JOHANNESBURG (Reuters) - Zimbabwe could soon collapse due to a political and economic crisis, South Africa's ANC leader Jacob Zuma said on Monday, setting out the opinion of prominent figures including former U.N. Secretary-General Kofi Annan.

"They believe the situation is very bad. They believe things could collapse in a few months time in Zimbabwe," Zuma told reporters after meeting Annan, former U.S. President Jimmy Carter and other prominent figures.

Annan, Carter and human rights champion Graca Machel, who is Nelson Mandela's wife, are part of a group of prominent figures and former statesmen called The Elders.
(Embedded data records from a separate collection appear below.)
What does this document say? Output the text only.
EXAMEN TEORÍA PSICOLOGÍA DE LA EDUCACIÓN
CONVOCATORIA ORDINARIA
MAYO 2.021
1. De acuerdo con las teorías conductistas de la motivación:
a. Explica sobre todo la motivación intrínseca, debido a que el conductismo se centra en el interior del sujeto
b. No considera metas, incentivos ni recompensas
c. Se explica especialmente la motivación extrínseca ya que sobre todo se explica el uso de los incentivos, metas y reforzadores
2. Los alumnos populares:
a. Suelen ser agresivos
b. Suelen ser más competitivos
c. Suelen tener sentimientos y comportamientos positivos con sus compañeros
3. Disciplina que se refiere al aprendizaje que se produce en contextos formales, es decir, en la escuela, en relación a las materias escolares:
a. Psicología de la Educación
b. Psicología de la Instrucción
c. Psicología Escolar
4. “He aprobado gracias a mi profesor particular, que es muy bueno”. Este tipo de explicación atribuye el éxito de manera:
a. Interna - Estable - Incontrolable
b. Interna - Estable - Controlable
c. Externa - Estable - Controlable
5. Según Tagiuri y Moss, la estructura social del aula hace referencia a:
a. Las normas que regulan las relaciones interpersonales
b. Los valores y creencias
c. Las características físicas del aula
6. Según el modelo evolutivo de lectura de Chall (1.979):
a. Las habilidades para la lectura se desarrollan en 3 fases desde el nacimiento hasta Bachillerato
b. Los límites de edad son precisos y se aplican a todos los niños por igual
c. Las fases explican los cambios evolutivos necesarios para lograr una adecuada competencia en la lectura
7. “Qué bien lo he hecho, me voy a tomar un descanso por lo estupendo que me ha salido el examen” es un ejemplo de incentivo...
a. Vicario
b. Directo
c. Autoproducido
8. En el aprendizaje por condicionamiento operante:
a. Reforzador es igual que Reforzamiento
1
They were barred by Zimbabwe from visiting to assess a humanitarian crisis there this weekend.

A cholera outbreak that has killed at least 294 people has seen hundreds of Zimbabweans infected with the disease streaming across the South African border to seek treatment, South African media reported on Monday.

The power struggle between President Robert Mugabe and MDC leader Morgan Tsvangirai has overshadowed daily hardships including food and fuel shortages and hyperinflation that have driven millions of Zimbabweans out of the country and strained regional economies.

Mugabe's ruling ZANU-PF, the Movement for Democratic Change (MDC) and a smaller MDC faction will meet former South African President Thabo Mbeki on Tuesday to seek a breakthrough in stalled power-sharing talks, South African President Kgalema Motlanthe said.

"The agreement is they will meet as of tomorrow and the facilitation team is working on that basis," Motlanthe told reporters after meeting Annan and Carter.

ANC leader Zuma said it was clear that Zimbabwe's crisis had deteriorated to such an extent that there was an urgent need for action.

"The situation has gone (beyond) where we could say 'wait and see'," he said, adding the ANC will be sending a delegation to Zimbabwe to assess the situation in the country.

"We are pleading for the leadership (of the ruling party and opposition) for the sake of the people to find a solution that would help them move forward," Zuma said.

Doubts have grown over Zimbabwe's Sept. 15 power-sharing agreement and Mugabe is trying to push through a constitutional amendment allowing him to name a cabinet alone, which could lead to the unravelling of the deal with the opposition.

Tsvangirai has refused to enter the government, accusing Mugabe of trying to grab the powerful ministries. The main obstacle in talks is the issue of who runs the home affairs ministry, which oversees the police.